A Ukrainian cyberguerrilla warfare group plans to launch digital sabotage attacks against critical Russian infrastructure such as railways and the electricity grid, to strike back at Moscow over its invasion, a hacker team coordinator said.
Officials from Ukraine’s defense ministry last week approached Ukrainian businessman and local cybersecurity expert Yegor Aushev to help organize a unit of hackers to defend against Russia, Reuters previously reported.
On Monday, Aushev said he planned to organize hacking attacks that would disrupt any infrastructure that helps bring Russian troops and weapons to his country.
“Everything that might stop war,” he said. “The goal is to make it impossible to bring these weapons to our country.”
Aushev said his group has already downed or defaced dozens of Russian government and banking websites, sometimes replacing content with violent images from the war.
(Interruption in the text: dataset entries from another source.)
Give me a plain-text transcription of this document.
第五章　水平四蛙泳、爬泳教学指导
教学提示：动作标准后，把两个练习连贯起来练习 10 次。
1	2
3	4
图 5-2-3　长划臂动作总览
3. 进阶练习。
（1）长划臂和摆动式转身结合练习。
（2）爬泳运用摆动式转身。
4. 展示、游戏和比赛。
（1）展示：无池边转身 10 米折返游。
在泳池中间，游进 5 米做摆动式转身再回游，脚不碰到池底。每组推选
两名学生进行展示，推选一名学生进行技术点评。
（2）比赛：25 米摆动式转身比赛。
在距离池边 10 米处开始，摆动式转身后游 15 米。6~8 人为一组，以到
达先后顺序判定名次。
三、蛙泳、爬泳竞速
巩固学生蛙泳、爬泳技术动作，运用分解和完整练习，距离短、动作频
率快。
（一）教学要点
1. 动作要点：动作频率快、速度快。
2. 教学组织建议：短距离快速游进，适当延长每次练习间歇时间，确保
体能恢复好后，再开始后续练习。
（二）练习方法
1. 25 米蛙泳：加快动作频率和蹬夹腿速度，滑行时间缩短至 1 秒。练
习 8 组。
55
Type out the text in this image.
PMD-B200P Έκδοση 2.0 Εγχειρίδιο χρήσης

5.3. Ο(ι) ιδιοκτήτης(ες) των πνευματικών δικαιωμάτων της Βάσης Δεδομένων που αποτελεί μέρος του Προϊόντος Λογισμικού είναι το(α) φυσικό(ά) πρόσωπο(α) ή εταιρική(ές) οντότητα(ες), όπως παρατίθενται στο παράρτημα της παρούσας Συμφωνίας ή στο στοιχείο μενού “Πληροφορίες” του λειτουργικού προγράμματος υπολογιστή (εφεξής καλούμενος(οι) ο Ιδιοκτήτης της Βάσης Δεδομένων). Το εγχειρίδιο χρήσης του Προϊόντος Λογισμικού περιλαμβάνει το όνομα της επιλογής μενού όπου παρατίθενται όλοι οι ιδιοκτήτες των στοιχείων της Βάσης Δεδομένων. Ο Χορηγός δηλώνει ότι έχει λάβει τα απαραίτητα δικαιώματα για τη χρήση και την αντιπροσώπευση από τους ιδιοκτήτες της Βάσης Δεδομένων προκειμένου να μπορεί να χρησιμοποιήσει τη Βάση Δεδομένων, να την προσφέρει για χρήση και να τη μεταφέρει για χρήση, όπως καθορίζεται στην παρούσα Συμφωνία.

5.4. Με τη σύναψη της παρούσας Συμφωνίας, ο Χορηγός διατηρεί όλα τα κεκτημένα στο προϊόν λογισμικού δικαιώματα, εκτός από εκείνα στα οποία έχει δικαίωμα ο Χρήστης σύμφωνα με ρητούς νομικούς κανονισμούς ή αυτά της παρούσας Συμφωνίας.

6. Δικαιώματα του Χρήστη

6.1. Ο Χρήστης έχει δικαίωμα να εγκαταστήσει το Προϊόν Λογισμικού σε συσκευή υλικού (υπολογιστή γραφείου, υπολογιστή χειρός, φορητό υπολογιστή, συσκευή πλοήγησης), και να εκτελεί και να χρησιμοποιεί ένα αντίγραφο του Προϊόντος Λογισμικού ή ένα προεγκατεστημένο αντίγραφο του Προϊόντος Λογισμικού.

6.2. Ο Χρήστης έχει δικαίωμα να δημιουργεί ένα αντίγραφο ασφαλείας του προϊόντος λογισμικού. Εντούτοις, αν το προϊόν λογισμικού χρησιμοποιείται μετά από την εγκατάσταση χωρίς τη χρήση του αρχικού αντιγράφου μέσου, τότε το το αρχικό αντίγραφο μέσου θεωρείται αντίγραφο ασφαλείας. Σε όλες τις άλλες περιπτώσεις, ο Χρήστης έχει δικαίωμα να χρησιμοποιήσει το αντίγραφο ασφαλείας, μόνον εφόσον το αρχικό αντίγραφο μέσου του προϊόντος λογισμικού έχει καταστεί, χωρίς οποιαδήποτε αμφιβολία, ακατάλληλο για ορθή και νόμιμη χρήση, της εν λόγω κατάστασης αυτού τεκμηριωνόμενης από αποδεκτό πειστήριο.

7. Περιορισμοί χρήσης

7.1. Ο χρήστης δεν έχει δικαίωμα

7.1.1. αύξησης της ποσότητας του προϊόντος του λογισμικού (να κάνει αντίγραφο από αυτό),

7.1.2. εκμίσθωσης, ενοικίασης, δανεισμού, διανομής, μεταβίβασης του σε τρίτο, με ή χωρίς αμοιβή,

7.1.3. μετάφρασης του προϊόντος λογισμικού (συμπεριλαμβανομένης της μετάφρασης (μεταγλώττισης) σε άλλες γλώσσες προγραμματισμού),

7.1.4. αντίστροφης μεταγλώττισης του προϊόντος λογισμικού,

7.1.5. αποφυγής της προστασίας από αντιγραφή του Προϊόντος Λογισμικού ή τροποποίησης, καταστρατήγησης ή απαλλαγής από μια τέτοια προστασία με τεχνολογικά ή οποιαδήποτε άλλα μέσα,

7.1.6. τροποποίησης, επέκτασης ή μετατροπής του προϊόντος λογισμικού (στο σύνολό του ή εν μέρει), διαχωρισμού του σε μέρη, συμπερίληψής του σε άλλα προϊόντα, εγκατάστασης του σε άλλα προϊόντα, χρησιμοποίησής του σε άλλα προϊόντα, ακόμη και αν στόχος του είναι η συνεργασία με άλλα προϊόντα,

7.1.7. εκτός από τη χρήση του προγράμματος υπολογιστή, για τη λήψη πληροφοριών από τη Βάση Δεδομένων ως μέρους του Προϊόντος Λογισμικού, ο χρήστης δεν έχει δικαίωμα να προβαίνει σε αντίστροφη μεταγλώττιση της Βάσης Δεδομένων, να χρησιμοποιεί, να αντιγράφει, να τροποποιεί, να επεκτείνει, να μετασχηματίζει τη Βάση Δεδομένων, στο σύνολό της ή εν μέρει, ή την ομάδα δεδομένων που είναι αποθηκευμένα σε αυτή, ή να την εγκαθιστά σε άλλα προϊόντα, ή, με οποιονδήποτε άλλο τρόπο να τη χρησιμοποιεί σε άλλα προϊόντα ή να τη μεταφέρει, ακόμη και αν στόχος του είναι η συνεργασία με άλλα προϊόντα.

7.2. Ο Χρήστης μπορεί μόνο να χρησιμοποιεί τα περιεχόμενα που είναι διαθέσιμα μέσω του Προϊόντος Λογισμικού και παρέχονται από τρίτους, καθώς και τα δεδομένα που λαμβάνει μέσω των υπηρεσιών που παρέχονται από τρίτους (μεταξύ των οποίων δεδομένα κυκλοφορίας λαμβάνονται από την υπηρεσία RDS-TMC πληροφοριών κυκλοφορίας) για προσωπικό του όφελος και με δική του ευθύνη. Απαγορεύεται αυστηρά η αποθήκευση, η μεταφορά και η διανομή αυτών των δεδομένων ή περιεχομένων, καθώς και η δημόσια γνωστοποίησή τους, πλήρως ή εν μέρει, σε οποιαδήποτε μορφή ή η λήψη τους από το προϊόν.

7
He declined to provide specific examples, saying it would make tracking his group easier for the Russians.
Russia calls its actions in Ukraine a “special operation” that it says is not designed to occupy territory but to destroy its southern neighbor’s military capabilities and capture what it regards as dangerous nationalists.
A Ukrainian defense attache in Washington declined to comment on Aushev’s group or its relationship with the defense ministry. Aushev said his group has so far grown to more than 1,000 Ukrainian and foreign volunteers.
The group has already coordinated with a foreign hacktivist organization that carried out an attack on a railway system.
After word spread of the formation of Aushev’s team, the Belarusian Cyber Partisans, a Belarus-focused hacking team, volunteered to attack Belarusian Railways because they said it was used to transport Russian soldiers.
The Cyber Partisans disabled the railway’s traffic systems and brought down its ticketing website, Bloomberg News reported on Sunday.
On Monday, a Cyber Partisans spokeswoman said the group carried out those attacks and confirmed her organization was now working with Aushev’s group.
The spokeswoman said because her group had brought down the reservation system, passengers could only travel by purchasing paper tickets in person. She sent Reuters a photo of a paper, handwritten ticket issued on Monday.
“We fully side with Ukrainians,” she said. “They are now fighting for not only their own freedom but ours too. Without an independent Ukraine, Belarus doesn’t stand a chance.”
Reuters could not confirm attacks against the Belarus railway’s traffic system. The company’s reservation website was down on Tuesday afternoon. A railway spokesperson did not respond to a request for comment.
Officials at the Russian embassy in Washington did not immediately respond to a request for comment.
Russian foreign ministry spokeswoman Maria Zakharova told a Russian news outlet on Tuesday that Russian embassies were under cyberattack by “cyberterrorists from Ukraine.”
Beyond striking back at Moscow, Aushev said his team would help Ukraine’s military hunt down undercover Russian units invading cities and towns.
He said his group had discovered a way to use cellphone tracking technology to identify and locate undercover Russian military units moving through the country, but declined to provide details.
Russian troops are reportedly using commercial cell phones in Ukraine to communicate, multiple media outlets reported.
Over the last week, numerous Russian government websites have been publicly interrupted by reported distributed denial of service (DDoS) style attacks, including one for the office of Russian President Vladimir Putin.